Are Your Customers Happy? It Depends Who You Ask

There is a disconnect between managers’ and employees’ views of customer service capabilities, according to a new Forrester Consulting Thought Leadership paper commissioned by Ricoh Company, Ltd. titled, “The New Workplace Reality: Enterprises Must Capture the Soul and Spirit of the Emerging Worker.” 

Surprisingly, employees see more room for improvement in customer service capabilities than managers do. By a nearly 3-to-1 factor (43% to 17%percent), managers surveyed thought their organizations communicated well with customers through old and new channels such as text and email, whereas customer-facing employees, those on the front line dealing with customers first-hand, felt this was far from the case.

At the same time, the report shows that more than double the number of employees compared to their managers agreed that the businesses have older systems that require the customer to communicate in ways that they don’t always want to.

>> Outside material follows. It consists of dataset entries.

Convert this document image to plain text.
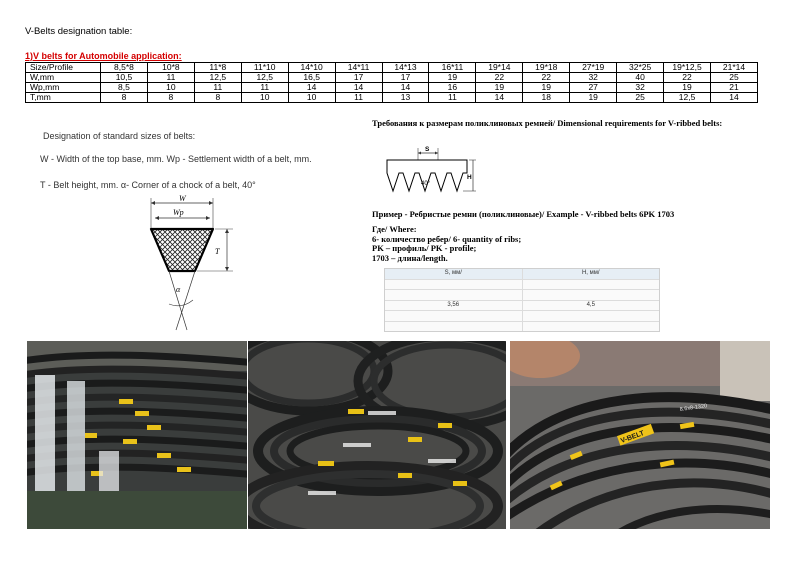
V-Belts designation table:
1)V belts for Automobile application:
Size/Profile	8,5*8	10*8	11*8	11*10	14*10	14*11	14*13	16*11	19*14	19*18	27*19	32*25	19*12,5	21*14
W,mm	10,5	11	12,5	12,5	16,5	17	17	19	22	22	32	40	22	25
Wp,mm	8,5	10	11	11	14	14	14	16	19	19	27	32	19	21
T,mm	8	8	8	10	10	11	13	11	14	18	19	25	12,5	14
Designation of standard sizes of belts:
W - Width of the top base, mm. Wp - Settlement width of a belt, mm.
T - Belt height, mm. α- Corner of a chock of a belt, 40°
W
Wp
T
α
Требования к размерам поликлиновых ремней/ Dimensional requirements for V-ribbed belts:
S
40°
H
Пример - Ребристые ремни (поликлиновые)/ Example - V-ribbed belts 6PK 1703
Где/ Where:
6- количество ребер/ 6- quantity of ribs;
PK – профиль/ PK - profile;
1703 – длина/length.
S, мм/	H, мм/
3,56	4,5
V-BELT
8.6x8-1320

Both groups agreed in one core area: They have a strong internal program to address multichannel communications, but aren’t fully there yet.

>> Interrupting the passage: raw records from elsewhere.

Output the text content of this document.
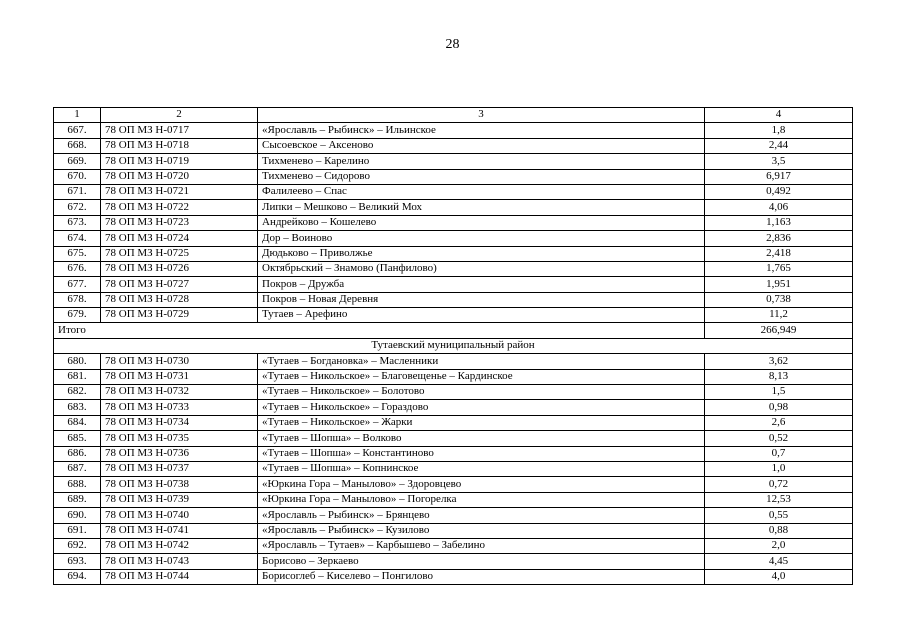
28
1	2	3	4
667.	78 ОП МЗ Н-0717	«Ярославль – Рыбинск» – Ильинское	1,8
668.	78 ОП МЗ Н-0718	Сысоевское – Аксеново	2,44
669.	78 ОП МЗ Н-0719	Тихменево – Карелино	3,5
670.	78 ОП МЗ Н-0720	Тихменево – Сидорово	6,917
671.	78 ОП МЗ Н-0721	Фалилеево – Спас	0,492
672.	78 ОП МЗ Н-0722	Липки – Мешково – Великий Мох	4,06
673.	78 ОП МЗ Н-0723	Андрейково – Кошелево	1,163
674.	78 ОП МЗ Н-0724	Дор – Воиново	2,836
675.	78 ОП МЗ Н-0725	Дюдьково – Приволжье	2,418
676.	78 ОП МЗ Н-0726	Октябрьский – Знамово (Панфилово)	1,765
677.	78 ОП МЗ Н-0727	Покров – Дружба	1,951
678.	78 ОП МЗ Н-0728	Покров – Новая Деревня	0,738
679.	78 ОП МЗ Н-0729	Тутаев – Арефино	11,2
Итого			266,949
Тутаевский муниципальный район			
680.	78 ОП МЗ Н-0730	«Тутаев – Богдановка» – Масленники	3,62
681.	78 ОП МЗ Н-0731	«Тутаев – Никольское» – Благовещенье – Кардинское	8,13
682.	78 ОП МЗ Н-0732	«Тутаев – Никольское» – Болотово	1,5
683.	78 ОП МЗ Н-0733	«Тутаев – Никольское» – Гораздово	0,98
684.	78 ОП МЗ Н-0734	«Тутаев – Никольское» – Жарки	2,6
685.	78 ОП МЗ Н-0735	«Тутаев – Шопша» – Волково	0,52
686.	78 ОП МЗ Н-0736	«Тутаев – Шопша» – Константиново	0,7
687.	78 ОП МЗ Н-0737	«Тутаев – Шопша» – Копнинское	1,0
688.	78 ОП МЗ Н-0738	«Юркина Гора – Манылово» – Здоровцево	0,72
689.	78 ОП МЗ Н-0739	«Юркина Гора – Манылово» – Погорелка	12,53
690.	78 ОП МЗ Н-0740	«Ярославль – Рыбинск» – Брянцево	0,55
691.	78 ОП МЗ Н-0741	«Ярославль – Рыбинск» – Кузилово	0,88
692.	78 ОП МЗ Н-0742	«Ярославль – Тутаев» – Карбышево – Забелино	2,0
693.	78 ОП МЗ Н-0743	Борисово – Зеркаево	4,45
694.	78 ОП МЗ Н-0744	Борисоглеб – Киселево – Понгилово	4,0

“As Ricoh continues to investigate the business impact of document processes at the point of service, now is the perfect opportunity for every company to objectively re-evaluate the customer experience it’s delivering and the possibility of improving it,” Yoshi Sasaki, General Manager, Business Services Center, Business Solutions Group, Ricoh Company, Ltd, said in the report. “Good customer service people can either be empowered with more timely information or held back, which can negatively impact customer relations. This depends largely on how workers are supported in terms of systems and underlying information management processes. Customer-facing employees deserve information solutions that enable swift problem-solving on any communications channel – in person or via mobile, landline or Web.”

According to the study, customer-facing workers said they need “smarter solutions” that improve information capture, analytics, process management, and information access. Customer-facing workers need “agile processes” that will give them the ability to handle exceptions in more flexible ways by having expert guidance, quick communication with experts and the ability to start new case processes.

Digging deeper: Why do customer-facing employees see more service shortcomings than their managers do? And how did this perception gap arise in the first place?

“The answer may be that these communication issues fall through the cracks,” according to the report. “They do not result in exceptions, lost customers, or delayed orders–things that managers track–but they will degrade the customer experience over time. Not closing these gaps through improved document and process support may result in inefficient workers, high employee turnover, declining competitiveness, and lost revenue.”

Nearly nine in 10 customer-facing employees (89%)–e.g. bank clerks, call center operators, nurses, bank managers and shop supervisors–said there’s a gap between the experience they can deliver and the experience the customer expects.  

According to the study, customer-facing workers are obligated to use systems that require too much time on low-value tasks–time and energy that could be invested more directly in providing a richer customer experience.

“The quality of the customer experience can directly affect the performance of a business, and a positive customer experience requires empowering the people involved in it,” Sasaki added. “We do this for Ricoh clients by mobilizing valuable business information from capture through transformation and management so that customer-facing employees can quickly and completely address their customers’ needs.”

The study was based on an online survey by Forrester of 250 global customer service strategy and operations decision-makers, as well as customer-facing individual contributors between March 2013 and May 2013.